Impuestazo al vino: por qué la industria dará pelea contra las retenciones
El anuncio del flamante secretario de Agricultura, Ganadería y Pesca, Fernando Vilella, sobre la revisión de la suba de las retenciones a las economías regionales puso en alerta a la vitivinicultura. Es que, a diferencia con otros sectores que lograron reducir de 15% a 0% el pago por derechos de exportación, el vitivinícola debería pagar un 8%. En este marco, representantes del área adelantaron que continuarán la lucha para lograr una baja total en el proyecto que se enviará al Congreso.

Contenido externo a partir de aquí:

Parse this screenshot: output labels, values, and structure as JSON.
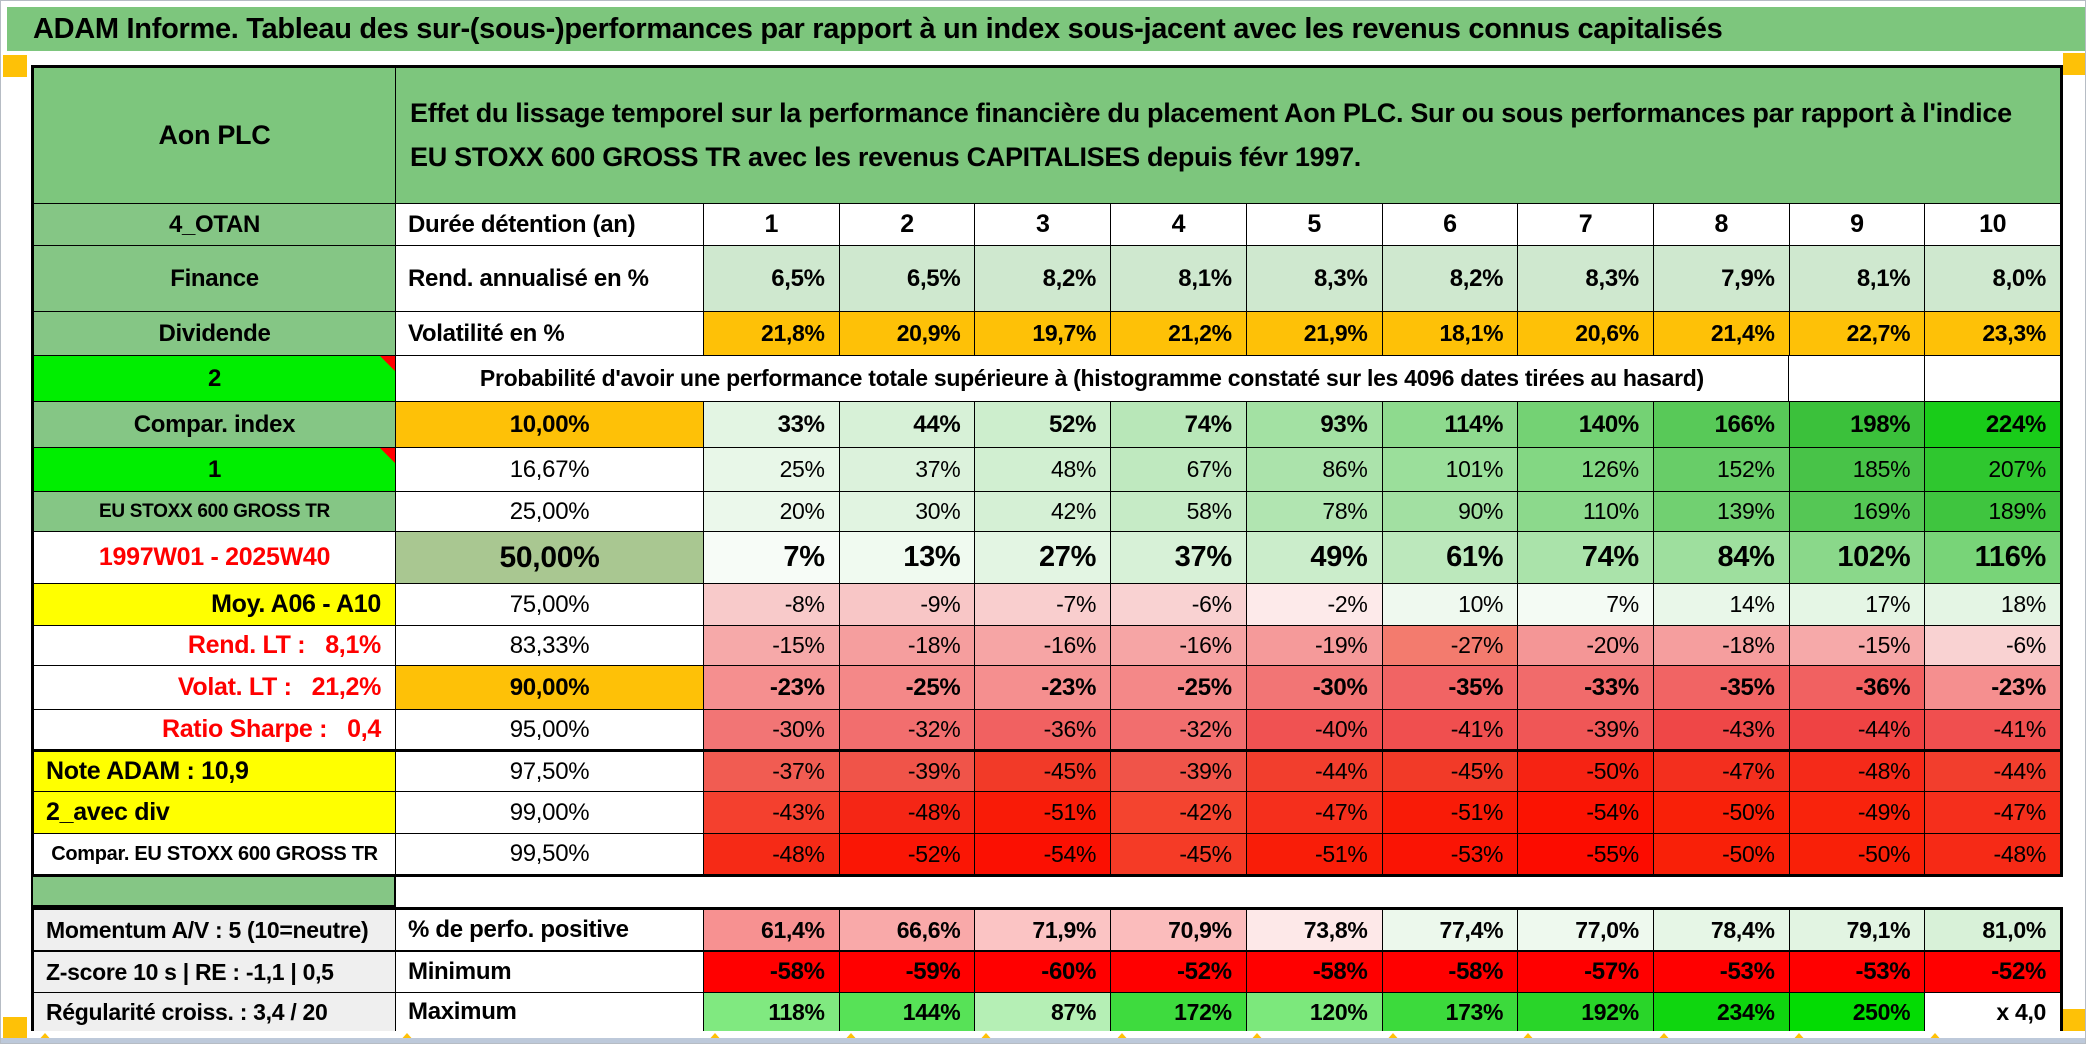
{
  "title": "ADAM Informe. Tableau des sur-(sous-)performances par rapport à un index sous-jacent avec les revenus connus capitalisés",
  "identity": {
    "name": "Aon PLC",
    "description": "Effet du lissage temporel sur la performance financière du placement Aon PLC. Sur ou sous performances par rapport à l'indice EU STOXX 600 GROSS TR avec les revenus CAPITALISES depuis févr 1997."
  },
  "colors": {
    "band_green": "#7dc67d",
    "label_green": "#85c685",
    "bright_green": "#00ee00",
    "orange": "#fec107",
    "yellow": "#ffff00",
    "sage": "#a9c791",
    "gray_label": "#efefef",
    "light_green_row": "#cfe8cf",
    "min_red": "#ff0000",
    "marker_red": "#ff0000",
    "tick_orange": "#ffc107",
    "red_text": "#ff0000"
  },
  "columns": [
    "1",
    "2",
    "3",
    "4",
    "5",
    "6",
    "7",
    "8",
    "9",
    "10"
  ],
  "rows": {
    "duration": {
      "a": "4_OTAN",
      "b": "Durée détention (an)"
    },
    "annual_return": {
      "a": "Finance",
      "b": "Rend. annualisé en %",
      "values": [
        "6,5%",
        "6,5%",
        "8,2%",
        "8,1%",
        "8,3%",
        "8,2%",
        "8,3%",
        "7,9%",
        "8,1%",
        "8,0%"
      ]
    },
    "volatility": {
      "a": "Dividende",
      "b": "Volatilité en %",
      "values": [
        "21,8%",
        "20,9%",
        "19,7%",
        "21,2%",
        "21,9%",
        "18,1%",
        "20,6%",
        "21,4%",
        "22,7%",
        "23,3%"
      ]
    },
    "probability_note": {
      "a": "2",
      "text": "Probabilité d'avoir une performance totale supérieure à (histogramme constaté sur les 4096 dates tirées au hasard)"
    },
    "probability": [
      {
        "a": "Compar. index",
        "b": "10,00%",
        "values": [
          "33%",
          "44%",
          "52%",
          "74%",
          "93%",
          "114%",
          "140%",
          "166%",
          "198%",
          "224%"
        ],
        "colors": [
          "#e3f5e3",
          "#d7f1d7",
          "#cdeecd",
          "#b8e7b8",
          "#a3e1a3",
          "#8eda8e",
          "#74d274",
          "#58c958",
          "#3bc13b",
          "#19cc19"
        ]
      },
      {
        "a": "1",
        "b": "16,67%",
        "values": [
          "25%",
          "37%",
          "48%",
          "67%",
          "86%",
          "101%",
          "126%",
          "152%",
          "185%",
          "207%"
        ],
        "colors": [
          "#e8f7e8",
          "#dcf2dc",
          "#d1efd1",
          "#bfe9bf",
          "#abe3ab",
          "#9bdf9b",
          "#83d783",
          "#68cd68",
          "#48c348",
          "#2fc72f"
        ]
      },
      {
        "a": "EU STOXX 600 GROSS TR",
        "b": "25,00%",
        "values": [
          "20%",
          "30%",
          "42%",
          "58%",
          "78%",
          "90%",
          "110%",
          "139%",
          "169%",
          "189%"
        ],
        "colors": [
          "#ebf8eb",
          "#e1f4e1",
          "#d5f0d5",
          "#c6ebc6",
          "#b1e5b1",
          "#a2e0a2",
          "#8cd98c",
          "#71d071",
          "#55c755",
          "#3fc53f"
        ]
      },
      {
        "a": "1997W01 - 2025W40",
        "b": "50,00%",
        "values": [
          "7%",
          "13%",
          "27%",
          "37%",
          "49%",
          "61%",
          "74%",
          "84%",
          "102%",
          "116%"
        ],
        "colors": [
          "#f7fcf7",
          "#f0faf0",
          "#e3f5e3",
          "#d7f1d7",
          "#cbedcb",
          "#bce8bc",
          "#aae3aa",
          "#9edf9e",
          "#8ad88a",
          "#78d478"
        ]
      },
      {
        "a": "Moy. A06 - A10",
        "b": "75,00%",
        "values": [
          "-8%",
          "-9%",
          "-7%",
          "-6%",
          "-2%",
          "10%",
          "7%",
          "14%",
          "17%",
          "18%"
        ],
        "colors": [
          "#f8caca",
          "#f8c6c6",
          "#f9cece",
          "#f9d2d2",
          "#fdeaea",
          "#eff9ef",
          "#f4fbf4",
          "#e9f7e9",
          "#e5f6e5",
          "#e4f5e4"
        ]
      },
      {
        "a": "Rend. LT :   8,1%",
        "b": "83,33%",
        "values": [
          "-15%",
          "-18%",
          "-16%",
          "-16%",
          "-19%",
          "-27%",
          "-20%",
          "-18%",
          "-15%",
          "-6%"
        ],
        "colors": [
          "#f6a9a9",
          "#f59e9e",
          "#f6a5a5",
          "#f6a5a5",
          "#f59a9a",
          "#f37b6e",
          "#f49696",
          "#f59e9e",
          "#f6a9a9",
          "#f9d2d2"
        ]
      },
      {
        "a": "Volat. LT :   21,2%",
        "b": "90,00%",
        "values": [
          "-23%",
          "-25%",
          "-23%",
          "-25%",
          "-30%",
          "-35%",
          "-33%",
          "-35%",
          "-36%",
          "-23%"
        ],
        "colors": [
          "#f58f8f",
          "#f48888",
          "#f58f8f",
          "#f48888",
          "#f27575",
          "#f16464",
          "#f16b6b",
          "#f16464",
          "#f16161",
          "#f58f8f"
        ]
      },
      {
        "a": "Ratio Sharpe :   0,4",
        "b": "95,00%",
        "values": [
          "-30%",
          "-32%",
          "-36%",
          "-32%",
          "-40%",
          "-41%",
          "-39%",
          "-43%",
          "-44%",
          "-41%"
        ],
        "colors": [
          "#f27575",
          "#f26e6e",
          "#f16161",
          "#f26e6e",
          "#f05252",
          "#f04f4f",
          "#f05656",
          "#ef4747",
          "#ef4343",
          "#f04f4f"
        ]
      },
      {
        "a": "Note ADAM : 10,9",
        "b": "97,50%",
        "values": [
          "-37%",
          "-39%",
          "-45%",
          "-39%",
          "-44%",
          "-45%",
          "-50%",
          "-47%",
          "-48%",
          "-44%"
        ],
        "colors": [
          "#f15c52",
          "#f05449",
          "#f23a28",
          "#f05449",
          "#f23e2d",
          "#f23a28",
          "#f62313",
          "#f32f1e",
          "#f52a19",
          "#f23e2d"
        ]
      },
      {
        "a": "2_avec div",
        "b": "99,00%",
        "values": [
          "-43%",
          "-48%",
          "-51%",
          "-42%",
          "-47%",
          "-51%",
          "-54%",
          "-50%",
          "-49%",
          "-47%"
        ],
        "colors": [
          "#f4402e",
          "#f52615",
          "#f91b07",
          "#f4442f",
          "#f52f1c",
          "#f91b07",
          "#fb1302",
          "#f92008",
          "#f9230c",
          "#f52f1c"
        ]
      },
      {
        "a": "Compar. EU STOXX 600 GROSS TR",
        "b": "99,50%",
        "values": [
          "-48%",
          "-52%",
          "-54%",
          "-45%",
          "-51%",
          "-53%",
          "-55%",
          "-50%",
          "-50%",
          "-48%"
        ],
        "colors": [
          "#f62a16",
          "#fa1605",
          "#fb1002",
          "#f53b26",
          "#f91d08",
          "#fa1404",
          "#fc0c00",
          "#f92008",
          "#f92008",
          "#f62a16"
        ]
      }
    ],
    "summary": [
      {
        "a": "Momentum A/V : 5 (10=neutre)",
        "b": "% de perfo. positive",
        "values": [
          "61,4%",
          "66,6%",
          "71,9%",
          "70,9%",
          "73,8%",
          "77,4%",
          "77,0%",
          "78,4%",
          "79,1%",
          "81,0%"
        ],
        "colors": [
          "#f79191",
          "#f9a9a9",
          "#fbc4c4",
          "#fbbcbc",
          "#fde8e8",
          "#ecf8ec",
          "#eef9ee",
          "#e6f6e6",
          "#e2f4e2",
          "#d8f1d8"
        ]
      },
      {
        "a": "Z-score 10 s | RE : -1,1 | 0,5",
        "b": "Minimum",
        "values": [
          "-58%",
          "-59%",
          "-60%",
          "-52%",
          "-58%",
          "-58%",
          "-57%",
          "-53%",
          "-53%",
          "-52%"
        ],
        "colors": [
          "#ff0000",
          "#ff0000",
          "#ff0000",
          "#ff0000",
          "#ff0000",
          "#ff0000",
          "#ff0000",
          "#ff0000",
          "#ff0000",
          "#ff0000"
        ]
      },
      {
        "a": "Régularité croiss. : 3,4 / 20",
        "b": "Maximum",
        "values": [
          "118%",
          "144%",
          "87%",
          "172%",
          "120%",
          "173%",
          "192%",
          "234%",
          "250%",
          "x 4,0"
        ],
        "colors": [
          "#80e980",
          "#57e257",
          "#b5efb5",
          "#3edb3e",
          "#7ce87c",
          "#3cda3c",
          "#29d529",
          "#0fd60f",
          "#03dc03",
          "#ffffff"
        ]
      }
    ]
  }
}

La semana pasada, el ministro de Economía, Luis Caputo, había adelantado -entre sus medidas económicas- que todos los sectores agroexportadores comenzarían a pagar el 15% de retenciones. Este gravamen había sido eliminado en septiembre de 2023 para las economías regionales -no para los principales cultivos- en un contexto de gran pérdida de competitividad de los distintos complejos agrícolas.
La quita de retenciones tuvo como telón de fondo el escenario electoral, pero era un reclamo que hacía años realizaba el sector y, como tal, fue celebrado por todos.
Aunque el anuncio de Caputo llegó de la mano de una devaluación del 54%, que le dio alivio a los exportadores, el retorno de las retenciones fue y es resistido, debido, en primer lugar, a que sería un retroceso para la industria. En especial, desde lo conceptual, pero también desde lo económico. Es que con las nuevas retenciones el aumento del dólar implicaría una suba del 15% ya que las exportaciones se manejaban con un dólar de unos $620 (mitad oficial, mitad al MEP).
A esto se suma el incremento de costos que ya comenzó a correr con el nuevo dólar, así como la suba en los impuestos para importar, que mueven los costos hacia arriba. Todavía no se sabe el impacto final de las nuevas medidas, pero algunos bodegueros ya comentaban que habían llegado listas de precios con aumentos mayores al 50%. “El problema es que esos proveedores ya se manejaban con un dólar de $800, por lo que estos incrementos no se justifican”, contó un empresario que prefirió no dar su nombre.
Las razones para la retención cero
Mientras la nueva propuesta es reducir las retenciones del ajo, la olivicultura, la leche, el arroz y otros a cero, la vitivinicultura quedó en 8% por el momento. En este marco desde la Corporación Vitivinícola Argentina (Coviar) destacaron que el martes se reunirá toda la mesa y que trabajarán para demostrar las razones por las que la vitivinicultura tampoco debería pagar. El sector tiene esperanzas ya que todavía queda la instancia legislativa y del proyecto final para que el impuesto quede fijo.
En este marco, Fabián Ruggeri, presidente de la Asociación de Cooperativas Vitivinícolas (Acovi) explicó que el porcentaje explicitado sigue en revisión y coincidió en que no hay nada cerrado. Agregó que lo que solicita es que se quiten totalmente y que, de contabilizarse ese 8% sea un número sobre el producto y se dejen de lado los insumos, muchos de ellos importados, en donde ya se paga el correspondiente impuesto.
El primer motivo tiene que ver con que las retenciones son un impuesto distorsivo, que fue eliminado -sólo para economías regionales- luego de años de pelea con una duración de solo tres meses. Se trata de un gusto amargo para el sector que ve cómo se diluye una idea que consideran clave desde lo conceptual más allá de cómo ese impuesto luego resulte en la práctica. No hay que perder de vista que Javier Milei obtuvo en Mendoza –donde se concentra buena parte de la vitivinicultura argentina- más de un 70% de los votos.
“La vitivinicultura no debería tener este impuesto porque es la economía regional que más mano de obra genera”, destacó Mario González, presidente de Coviar. En este sentido, el dirigente agregó que se trata del rubro que tiene la mayor cantidad de productores diseminados a lo largo de más de quince provincias.
Otro de los fundamentos es que no se trata de una industria concentrada, como la que existe en la zona núcleo, sino que aporta trabajo a una gran cantidad de personas, empresas y emprendedores. “Sabemos que es una situación difícil y que hay que acomodar diversas cosas, pero vamos a dar la pelea porque fueron años para quitarlas y creemos que no están dadas las condiciones para este retroceso”, expresó González.